Oktana.id- Sinyal reshuffle kabinet Indonesia Maju semakin menguat. Adanya wacana tersebut mencuat saat Partai Nasdem mendeklarasikan Anies Baswedan sebagai bakal calon presiden (Capres) pada Oktober 2022 lalu.
Melihat perkembangan sinyal reshuffle itu, Direktur IndoStrategi Research and Consulting, Arif Nurul Imam menilai wacana tersebut lebih kuat sarat politis. Arif tak melihat adanya kondisi krusial kinerja para menteri dalam wacana reshuffle ini.
“Pertimbangan politik inilah yang menjadi faktor kenapa Jokowi melakukan reshuffle kabinet. Kita tahu NasDem telah mendeklarasikan Anies Baswedan sebagai capres,” kata Arif.
Indikasi yang muncul selama ini seolah bahwa Jokowi tak memberikan restu terhadap keputusan Partai Nasdem yang mencalonkan Anies Baswedan sebagai Capres nanti.
“Jokowi akan mengalkulasi ulang komposisi kabinetnya. Atas dasar pertimbangan politik ini. Reshuffle ini terkait oleh Pilpres 2024. Lebih tepatnya untuk peta politik di 2024,” imbuh Arif.
Akan tetapi, andil Partai Nasdem dalam mengusung Jokowi pada Pilpres 2014 dan 2019 lalu dinilai telah total. Dari totalitas Partai Nasdem itu, pada periode pertama pemerintahan Jokowi, kader Nasdem penah menduduki sebagai Menkopolhukam, Menteri Perdagangan, Menteri ATR/ Kepala BPN, Menteri LHK, dan Jaksa Agung, meskipun berakhir dengan menyisakan dua pos menteri di perdagangan dan LHK.
Untuk periode kedua, Arif menyebut ada tiga kursi menteri untuk kader partai besutan Surya Paloh tersebut. Yakni, Menteri Komunikasi dan Informatika (Menkominfo) Johnny G. Plate, Menteri Pertaian (Mentan) Syahrul Yasin Limpo dan Menteri Lingkungan Hidup dan Kehutanan (KLHK) Siti Nurbaya Bakar.

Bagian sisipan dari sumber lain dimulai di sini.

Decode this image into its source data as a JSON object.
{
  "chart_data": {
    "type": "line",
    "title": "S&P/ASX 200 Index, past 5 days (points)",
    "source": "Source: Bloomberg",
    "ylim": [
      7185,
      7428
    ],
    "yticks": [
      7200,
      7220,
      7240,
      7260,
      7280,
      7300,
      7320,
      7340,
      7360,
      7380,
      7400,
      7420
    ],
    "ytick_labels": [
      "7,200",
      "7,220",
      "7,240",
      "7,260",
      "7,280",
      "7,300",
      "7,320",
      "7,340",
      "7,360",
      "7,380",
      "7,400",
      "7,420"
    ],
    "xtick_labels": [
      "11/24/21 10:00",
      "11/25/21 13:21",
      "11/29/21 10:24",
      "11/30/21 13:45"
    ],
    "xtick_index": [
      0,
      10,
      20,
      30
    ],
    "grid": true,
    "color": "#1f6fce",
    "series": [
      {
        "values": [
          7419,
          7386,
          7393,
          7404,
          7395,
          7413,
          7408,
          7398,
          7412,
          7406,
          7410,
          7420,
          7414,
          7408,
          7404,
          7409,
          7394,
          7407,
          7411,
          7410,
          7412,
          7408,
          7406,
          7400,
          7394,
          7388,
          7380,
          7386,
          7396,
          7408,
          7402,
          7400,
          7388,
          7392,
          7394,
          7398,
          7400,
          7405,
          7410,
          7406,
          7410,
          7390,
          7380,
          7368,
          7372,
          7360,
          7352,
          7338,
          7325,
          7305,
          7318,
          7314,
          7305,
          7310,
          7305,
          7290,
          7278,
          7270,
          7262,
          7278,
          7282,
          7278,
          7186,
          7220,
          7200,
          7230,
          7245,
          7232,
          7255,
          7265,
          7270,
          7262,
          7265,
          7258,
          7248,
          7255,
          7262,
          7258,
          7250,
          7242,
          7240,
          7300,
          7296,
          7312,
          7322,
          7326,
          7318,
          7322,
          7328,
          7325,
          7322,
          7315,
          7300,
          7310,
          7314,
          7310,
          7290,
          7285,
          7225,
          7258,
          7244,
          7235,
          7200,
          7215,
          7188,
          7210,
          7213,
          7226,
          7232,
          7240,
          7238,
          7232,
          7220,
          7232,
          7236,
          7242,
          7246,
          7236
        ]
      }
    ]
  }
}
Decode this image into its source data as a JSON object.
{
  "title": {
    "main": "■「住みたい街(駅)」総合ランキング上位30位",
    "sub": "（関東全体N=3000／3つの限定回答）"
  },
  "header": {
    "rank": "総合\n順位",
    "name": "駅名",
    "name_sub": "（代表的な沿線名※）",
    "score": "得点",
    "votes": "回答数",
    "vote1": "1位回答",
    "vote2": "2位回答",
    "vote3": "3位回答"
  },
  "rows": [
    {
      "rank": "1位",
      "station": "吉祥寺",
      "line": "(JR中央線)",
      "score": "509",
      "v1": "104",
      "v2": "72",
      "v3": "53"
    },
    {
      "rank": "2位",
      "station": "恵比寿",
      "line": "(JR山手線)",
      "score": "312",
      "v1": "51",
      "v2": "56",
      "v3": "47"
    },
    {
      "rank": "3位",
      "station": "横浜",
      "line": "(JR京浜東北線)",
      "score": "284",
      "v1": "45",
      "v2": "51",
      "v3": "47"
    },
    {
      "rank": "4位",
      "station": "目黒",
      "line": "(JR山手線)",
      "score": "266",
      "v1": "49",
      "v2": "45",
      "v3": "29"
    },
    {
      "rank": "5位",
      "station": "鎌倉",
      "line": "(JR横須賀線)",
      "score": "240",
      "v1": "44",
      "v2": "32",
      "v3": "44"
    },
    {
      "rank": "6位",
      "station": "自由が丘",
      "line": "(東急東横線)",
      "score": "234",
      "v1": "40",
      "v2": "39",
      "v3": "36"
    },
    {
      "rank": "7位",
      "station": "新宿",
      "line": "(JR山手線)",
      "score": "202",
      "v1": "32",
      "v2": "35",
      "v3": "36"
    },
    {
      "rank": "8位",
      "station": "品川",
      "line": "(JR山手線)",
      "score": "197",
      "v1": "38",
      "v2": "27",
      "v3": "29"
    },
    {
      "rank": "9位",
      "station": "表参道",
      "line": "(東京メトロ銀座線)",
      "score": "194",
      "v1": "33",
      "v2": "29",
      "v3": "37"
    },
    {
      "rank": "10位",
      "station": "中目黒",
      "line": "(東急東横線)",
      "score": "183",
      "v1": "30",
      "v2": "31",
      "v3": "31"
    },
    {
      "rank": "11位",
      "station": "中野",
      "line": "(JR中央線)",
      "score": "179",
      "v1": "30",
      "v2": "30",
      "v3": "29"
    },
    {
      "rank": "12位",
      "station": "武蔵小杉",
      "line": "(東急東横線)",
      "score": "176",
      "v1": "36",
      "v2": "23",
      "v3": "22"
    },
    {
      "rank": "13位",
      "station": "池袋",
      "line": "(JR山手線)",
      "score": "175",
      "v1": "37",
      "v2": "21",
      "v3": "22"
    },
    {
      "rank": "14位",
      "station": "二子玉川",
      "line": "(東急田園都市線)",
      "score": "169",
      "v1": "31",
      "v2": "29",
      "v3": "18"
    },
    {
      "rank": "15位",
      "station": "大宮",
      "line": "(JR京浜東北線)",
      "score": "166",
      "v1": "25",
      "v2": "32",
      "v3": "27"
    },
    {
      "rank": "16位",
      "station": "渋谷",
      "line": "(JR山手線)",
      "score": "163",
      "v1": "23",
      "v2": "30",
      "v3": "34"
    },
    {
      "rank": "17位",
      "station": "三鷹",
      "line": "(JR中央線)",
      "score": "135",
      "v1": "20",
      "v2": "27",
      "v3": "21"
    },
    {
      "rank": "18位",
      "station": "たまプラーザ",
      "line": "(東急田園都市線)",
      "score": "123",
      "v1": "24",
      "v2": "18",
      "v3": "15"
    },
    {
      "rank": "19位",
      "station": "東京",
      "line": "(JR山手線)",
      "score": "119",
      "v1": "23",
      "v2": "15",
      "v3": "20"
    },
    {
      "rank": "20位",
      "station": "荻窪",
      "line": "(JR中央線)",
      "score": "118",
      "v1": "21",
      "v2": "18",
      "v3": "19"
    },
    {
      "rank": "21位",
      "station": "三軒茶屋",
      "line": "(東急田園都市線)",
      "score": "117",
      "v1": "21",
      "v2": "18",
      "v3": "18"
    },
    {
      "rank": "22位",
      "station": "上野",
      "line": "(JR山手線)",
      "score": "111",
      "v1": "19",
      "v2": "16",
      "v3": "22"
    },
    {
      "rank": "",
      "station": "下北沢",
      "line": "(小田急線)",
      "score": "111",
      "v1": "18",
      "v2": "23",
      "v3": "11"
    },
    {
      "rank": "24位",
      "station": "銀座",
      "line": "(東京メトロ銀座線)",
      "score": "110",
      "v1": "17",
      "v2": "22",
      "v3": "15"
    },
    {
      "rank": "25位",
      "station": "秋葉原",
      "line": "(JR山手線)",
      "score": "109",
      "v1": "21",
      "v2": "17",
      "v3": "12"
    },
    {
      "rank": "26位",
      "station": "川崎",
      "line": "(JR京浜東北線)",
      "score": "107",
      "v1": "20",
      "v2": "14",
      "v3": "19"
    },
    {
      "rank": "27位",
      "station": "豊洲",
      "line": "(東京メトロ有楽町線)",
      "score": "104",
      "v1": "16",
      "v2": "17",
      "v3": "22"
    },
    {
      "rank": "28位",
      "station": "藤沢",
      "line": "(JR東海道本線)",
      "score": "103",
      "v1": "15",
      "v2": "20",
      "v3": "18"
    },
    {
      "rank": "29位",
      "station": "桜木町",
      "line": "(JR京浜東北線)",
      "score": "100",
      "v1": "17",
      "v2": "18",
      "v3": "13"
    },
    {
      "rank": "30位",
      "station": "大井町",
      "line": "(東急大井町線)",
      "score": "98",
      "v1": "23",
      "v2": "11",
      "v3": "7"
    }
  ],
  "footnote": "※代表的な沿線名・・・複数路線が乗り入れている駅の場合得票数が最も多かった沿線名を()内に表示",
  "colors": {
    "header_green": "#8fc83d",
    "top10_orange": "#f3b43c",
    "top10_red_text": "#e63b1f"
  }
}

Citra Politik Jokowi dari Kekuatan Media
Arif menerangkan ada faktor yang mempengaruhi karier politik Jokowi. Surya Paloh sebagai Ketua Umum Partai Nasdem, memiliki media besar di Indonesia yang dapat mendongkrak citra Jokowi. Dengan adanya sinyal reshuffle ini, peran media kemungkinan bisa digantikan dengan masuknya Perindo yang dipimpin Harry Tanoesodibyo selaku pemilik MNC Group.
“Artinya kalau NasDem dilihat kekuatannya, misal media, ketika melihat kader Perindo, ada tukar tambah kekuatan. Ada kekuatan yang simbang sehingga Jokowi tidak kehilangan apapun. Ini juga memberi Jokowi kekuatan konsolidasi dukungan partai politik dalam pilpres ke depan,” pungkas Arif.